Kika Rocha, beauty and fashion director of People En Español, uses Twitter to gauge the interest of her readers on various topics, be it a hair style or a celeb. “For me, it’s a great way to test what they want to see in the magazine, what their concerns are, their beauty problems, their questions,” she says. Rocha’s question/answer advice tweets have found such a strong audience that in August, the magazine’s Web site, peopleenespanol.com, launched Los Tips de Kika on its home page, highlighting a question of the day. Just two weeks into the launch, Rocha’s Twitter followers increased 16 percent to 15,373, while her influence, or amplification, in the social media space increased 32 percent, according to Klout, which measures influence online. Says Rocha, “It’s great, never-ending conversation.”

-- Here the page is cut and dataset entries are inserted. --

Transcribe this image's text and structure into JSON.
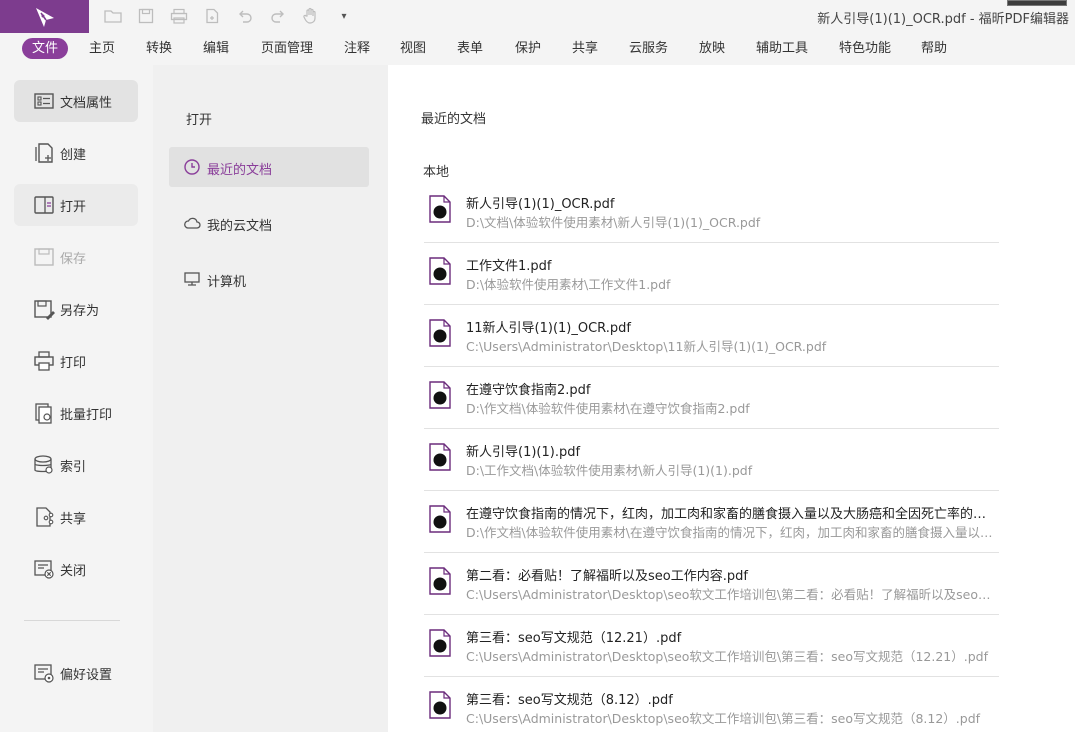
{
  "app": {
    "window_title": "新人引导(1)(1)_OCR.pdf - 福昕PDF编辑器",
    "brand_color": "#7d3c8e",
    "accent_color": "#8a3e9a"
  },
  "quick_access": [
    {
      "icon": "folder-open-icon"
    },
    {
      "icon": "save-icon"
    },
    {
      "icon": "print-icon"
    },
    {
      "icon": "new-file-icon"
    },
    {
      "icon": "undo-icon"
    },
    {
      "icon": "redo-icon"
    },
    {
      "icon": "hand-tool-icon"
    },
    {
      "icon": "customize-dropdown-icon",
      "label": "▾"
    }
  ],
  "menu": {
    "file": "文件",
    "home": "主页",
    "convert": "转换",
    "edit": "编辑",
    "page_manage": "页面管理",
    "comment": "注释",
    "view": "视图",
    "form": "表单",
    "protect": "保护",
    "share": "共享",
    "cloud": "云服务",
    "slideshow": "放映",
    "tools": "辅助工具",
    "features": "特色功能",
    "help": "帮助"
  },
  "leftnav": {
    "properties": "文档属性",
    "create": "创建",
    "open": "打开",
    "save": "保存",
    "save_as": "另存为",
    "print": "打印",
    "batch_print": "批量打印",
    "index": "索引",
    "share": "共享",
    "close": "关闭",
    "preferences": "偏好设置"
  },
  "midpanel": {
    "title": "打开",
    "recent": "最近的文档",
    "cloud_docs": "我的云文档",
    "computer": "计算机"
  },
  "content": {
    "title": "最近的文档",
    "local_label": "本地",
    "files": [
      {
        "name": "新人引导(1)(1)_OCR.pdf",
        "path": "D:\\文档\\体验软件使用素材\\新人引导(1)(1)_OCR.pdf"
      },
      {
        "name": "工作文件1.pdf",
        "path": "D:\\体验软件使用素材\\工作文件1.pdf"
      },
      {
        "name": "11新人引导(1)(1)_OCR.pdf",
        "path": "C:\\Users\\Administrator\\Desktop\\11新人引导(1)(1)_OCR.pdf"
      },
      {
        "name": "在遵守饮食指南2.pdf",
        "path": "D:\\作文档\\体验软件使用素材\\在遵守饮食指南2.pdf"
      },
      {
        "name": "新人引导(1)(1).pdf",
        "path": "D:\\工作文档\\体验软件使用素材\\新人引导(1)(1).pdf"
      },
      {
        "name": "在遵守饮食指南的情况下，红肉，加工肉和家畜的膳食摄入量以及大肠癌和全因死亡率的风险†.pdf",
        "path": "D:\\作文档\\体验软件使用素材\\在遵守饮食指南的情况下，红肉，加工肉和家畜的膳食摄入量以及大肠癌和全因死亡率的风险†.pdf"
      },
      {
        "name": "第二看：必看贴！了解福昕以及seo工作内容.pdf",
        "path": "C:\\Users\\Administrator\\Desktop\\seo软文工作培训包\\第二看：必看贴！了解福昕以及seo工作内容.pdf"
      },
      {
        "name": "第三看：seo写文规范（12.21）.pdf",
        "path": "C:\\Users\\Administrator\\Desktop\\seo软文工作培训包\\第三看：seo写文规范（12.21）.pdf"
      },
      {
        "name": "第三看：seo写文规范（8.12）.pdf",
        "path": "C:\\Users\\Administrator\\Desktop\\seo软文工作培训包\\第三看：seo写文规范（8.12）.pdf"
      }
    ]
  }
}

As dreamy as that is for an editor, unexpurgated contact with readers can also be a double-edged sword. “There is a lot more pressure on the editor,” says Gal- lagher. “They used to be able to put what they wanted on a page or in a story, and even if everyone hated it or the hair dye didn’t work, they would never really hear about it. Now if they make a bad call, they hear about it, from hundreds of people. Readers police the writers more than they ever did,” she continues, “and it raises the game for everybody.”

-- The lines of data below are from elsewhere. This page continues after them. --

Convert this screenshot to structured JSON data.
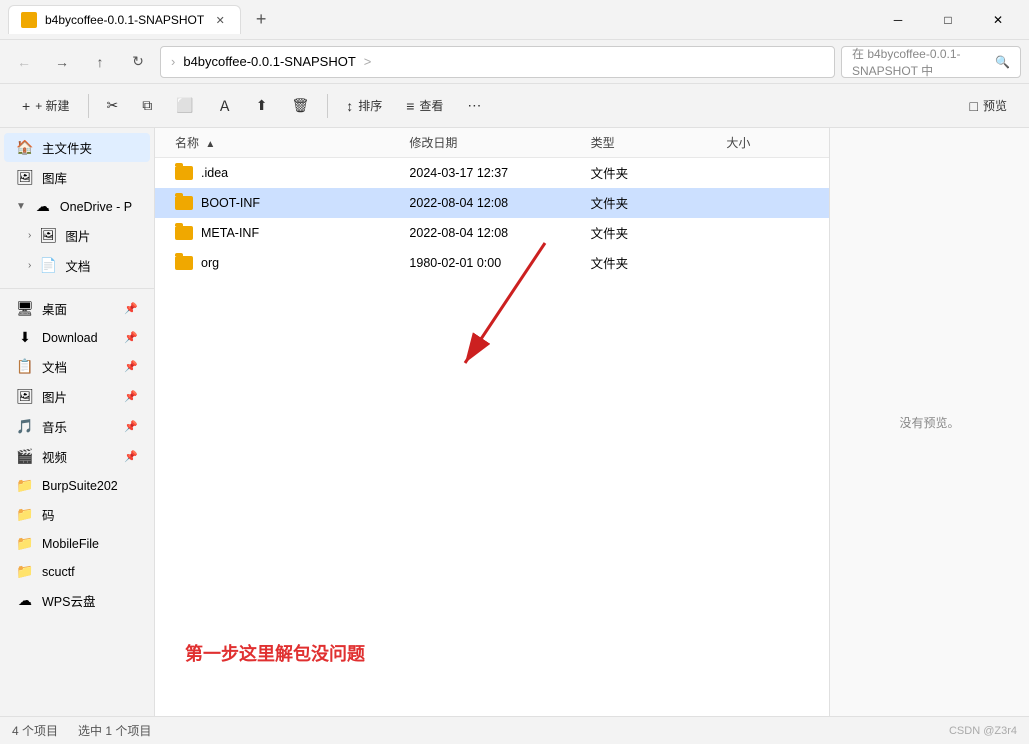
{
  "titlebar": {
    "tab_title": "b4bycoffee-0.0.1-SNAPSHOT",
    "new_tab_label": "+",
    "min_label": "─",
    "max_label": "□",
    "close_label": "✕"
  },
  "navbar": {
    "back_icon": "←",
    "forward_icon": "→",
    "up_icon": "↑",
    "refresh_icon": "↻",
    "path_root": "b4bycoffee-0.0.1-SNAPSHOT",
    "path_arrow": ">",
    "search_placeholder": "在 b4bycoffee-0.0.1-SNAPSHOT 中",
    "search_icon": "🔍"
  },
  "toolbar": {
    "new_label": "+ 新建",
    "cut_icon": "✂",
    "copy_icon": "⧉",
    "paste_icon": "⬜",
    "rename_icon": "Ａ",
    "share_icon": "⬆",
    "delete_icon": "🗑",
    "sort_label": "排序",
    "sort_icon": "↕",
    "view_label": "查看",
    "view_icon": "≡",
    "more_icon": "⋯",
    "preview_label": "预览",
    "preview_icon": "□"
  },
  "sidebar": {
    "items": [
      {
        "id": "home",
        "icon": "🏠",
        "label": "主文件夹",
        "active": true
      },
      {
        "id": "gallery",
        "icon": "🖼",
        "label": "图库"
      },
      {
        "id": "onedrive",
        "icon": "☁",
        "label": "OneDrive - P",
        "expanded": true
      },
      {
        "id": "pictures",
        "icon": "🖼",
        "label": "图片",
        "indent": true
      },
      {
        "id": "documents",
        "icon": "📄",
        "label": "文档",
        "indent": true
      },
      {
        "id": "desktop",
        "icon": "🖥",
        "label": "桌面",
        "pinned": true
      },
      {
        "id": "downloads",
        "icon": "⬇",
        "label": "Download",
        "pinned": true
      },
      {
        "id": "documents2",
        "icon": "📋",
        "label": "文档",
        "pinned": true
      },
      {
        "id": "pictures2",
        "icon": "🖼",
        "label": "图片",
        "pinned": true
      },
      {
        "id": "music",
        "icon": "🎵",
        "label": "音乐",
        "pinned": true
      },
      {
        "id": "videos",
        "icon": "🎬",
        "label": "视频",
        "pinned": true
      },
      {
        "id": "burpsuite",
        "icon": "📁",
        "label": "BurpSuite202"
      },
      {
        "id": "ma",
        "icon": "📁",
        "label": "码"
      },
      {
        "id": "mobilefile",
        "icon": "📁",
        "label": "MobileFile"
      },
      {
        "id": "scuctf",
        "icon": "📁",
        "label": "scuctf"
      },
      {
        "id": "wps",
        "icon": "☁",
        "label": "WPS云盘"
      }
    ]
  },
  "file_list": {
    "columns": {
      "name": "名称",
      "date": "修改日期",
      "type": "类型",
      "size": "大小"
    },
    "files": [
      {
        "name": ".idea",
        "date": "2024-03-17 12:37",
        "type": "文件夹",
        "size": "",
        "selected": false
      },
      {
        "name": "BOOT-INF",
        "date": "2022-08-04 12:08",
        "type": "文件夹",
        "size": "",
        "selected": true
      },
      {
        "name": "META-INF",
        "date": "2022-08-04 12:08",
        "type": "文件夹",
        "size": "",
        "selected": false
      },
      {
        "name": "org",
        "date": "1980-02-01 0:00",
        "type": "文件夹",
        "size": "",
        "selected": false
      }
    ]
  },
  "preview": {
    "no_preview_text": "没有预览。"
  },
  "status_bar": {
    "count": "4 个项目",
    "selected": "选中 1 个项目"
  },
  "annotation": {
    "text": "第一步这里解包没问题"
  },
  "watermark": "CSDN @Z3r4"
}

There’s also the danger of losing focus. The magazine has to remain the raison d’etre of the entire enterprise, warns Samir Husni, director of the magazine inno- vation center at the University of Mississippi, AKA Mr. Magazine. “Even though we’re bombarded with information, we’re less informed than ever before,” he posits. “Tweeting and blogging are the appetizers. The brand, the magazine, has to be the main dish. If you’re going to survive in this multifaceted world of information, you have to do what makes you special.”
That’s a lesson Teen Vogue’s Chen and her compatriots know well. “People call it new media and social media, but to me, it’s media. It’s different layers and everything has to serve its purpose,” says Chen, noting that may mean producing a beautiful photo shoot for the magazine, then providing a tutorial for how to get the finished look at teenvogue.com and behind the scenes pictures at Tumblr and the musical playlist from the shoot at Spotify. “I want readers to be able to literally live the story. The magazine always has to be the standard to which everything else is held.”
Magazines: The New Brand Experience
Direct Effects: Whereas once the primary purpose of a magazine was to entertain and educate, today readers are looking for direct recommendations and guidance through the thicket of product launches.
Branding Beyond the Page: Magazine-branded items, from bed sheets to beauty products, are on the rise.
Hi, I’m Your Editor: Thanks to the immediacy of social media platforms, readers no longer view the editor as an all-powerful arbiter, but rather as someone who’s available anytime, anywhere for instant advice.
The Big But: Despite the new bells and whistles, success still depends on what’s inside the pages of a magazine. Readers desert those who forget that.